Brett 2: Dr. Gronde – Pubantz (r.)

Dass Punkteteilungen spannend sein können, demonstrierten Thomas Kaimer (Hannover) und Alexander Hoffmann, der erfreulicherweise wieder mal dabei war. Alex hätte fast einen weiteren Schwarzsieg zum Gesamtergebnis beigesteuert. In der Diagrammstellung hatte er gerade einen Bauern auf h4 verspeist, aber SF Kaimer trieb danach seinen Freibauern energisch nach vorne. Das technische Problem: Was macht Schwarz mit seinem f-Bauern?
Die Antwort findet man hier.

Brett 3: Kaimer (r.) – Hoffmann

Die weiteren Remise steuerten Tammo Lewin (gegen Andreas Herrmann) und Martin Hart (gegen Jörg Witthaus) bei. Beide wurden nicht so recht glücklich damit. Tammo hatte eine Mehrfigur, die der Hannoveraner aber mit einem sehr aktiven König kompensierte. Und Locke hatte sich sicher mehr von seiner Position erhofft. Geschadet hat’s nicht.
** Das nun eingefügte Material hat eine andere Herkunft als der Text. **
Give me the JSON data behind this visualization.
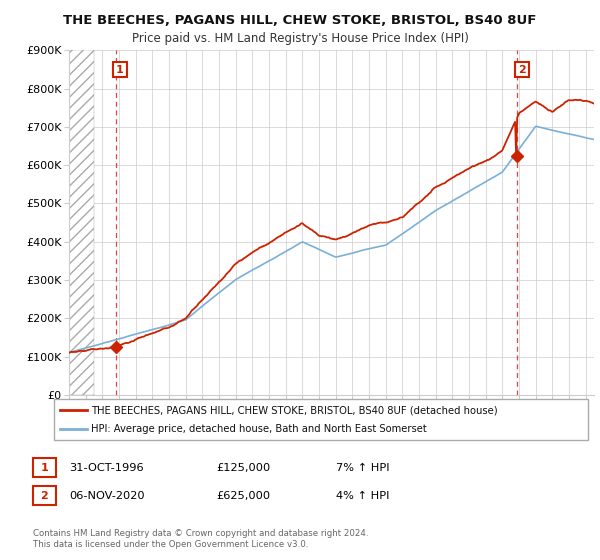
{
  "title": "THE BEECHES, PAGANS HILL, CHEW STOKE, BRISTOL, BS40 8UF",
  "subtitle": "Price paid vs. HM Land Registry's House Price Index (HPI)",
  "property_label": "THE BEECHES, PAGANS HILL, CHEW STOKE, BRISTOL, BS40 8UF (detached house)",
  "hpi_label": "HPI: Average price, detached house, Bath and North East Somerset",
  "property_color": "#cc2200",
  "hpi_color": "#7ab0d8",
  "annotation1_date": "31-OCT-1996",
  "annotation1_price": "£125,000",
  "annotation1_hpi": "7% ↑ HPI",
  "annotation1_year": 1996.83,
  "annotation1_value": 125000,
  "annotation2_date": "06-NOV-2020",
  "annotation2_price": "£625,000",
  "annotation2_hpi": "4% ↑ HPI",
  "annotation2_year": 2020.85,
  "annotation2_value": 625000,
  "xmin": 1994,
  "xmax": 2025.5,
  "ymin": 0,
  "ymax": 900000,
  "yticks": [
    0,
    100000,
    200000,
    300000,
    400000,
    500000,
    600000,
    700000,
    800000,
    900000
  ],
  "ytick_labels": [
    "£0",
    "£100K",
    "£200K",
    "£300K",
    "£400K",
    "£500K",
    "£600K",
    "£700K",
    "£800K",
    "£900K"
  ],
  "footer": "Contains HM Land Registry data © Crown copyright and database right 2024.\nThis data is licensed under the Open Government Licence v3.0.",
  "background_color": "#ffffff",
  "hatched_region_end": 1995.5
}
Der Spieltag brachte einige Erkenntnisse: Kirchweyhe gewinnt nicht immer astronomisch hoch. Heute gab es ’nur‘ ein 6-2 gegen Nordhorn-Blanke. Dafür bereitete Tostedt mit einem 7-1 in Delmenhorst den Gastgebern keinen schönen Sonntag. Das Team aus dem Oldenburger Land hat bislang nur fünf Einzelpartien gewonnen und liegt mit 0 Punkten auf dem letzten Tabellenplatz.
Zweiter ist der Lister Turm: das 5-3 in Hameln bremste den Gastgeber etwas aus, aber die Hamelner haben ein Restprogramm, das ausreichen sollte. Anders sieht es in Oldenburg und Lehrte aus. Ex-Bundesligist Oldenburg bezwang mit seinem ersten Saisonsieg den Aufsteiger mit 4½-3½, aber der scheint zäh genug zu sein, um in den nächsten Runden wieder zu punkten. Das bedeutet, dass sich Hellern nicht ausruhen darf. Beim Auswärtsspiel in Hameln (8. Dezember) sollte man Zählbares nach Hause mitbringen. Denns eins ist klar: die halbe Liga befindet sich momentan im Abstiegskampf.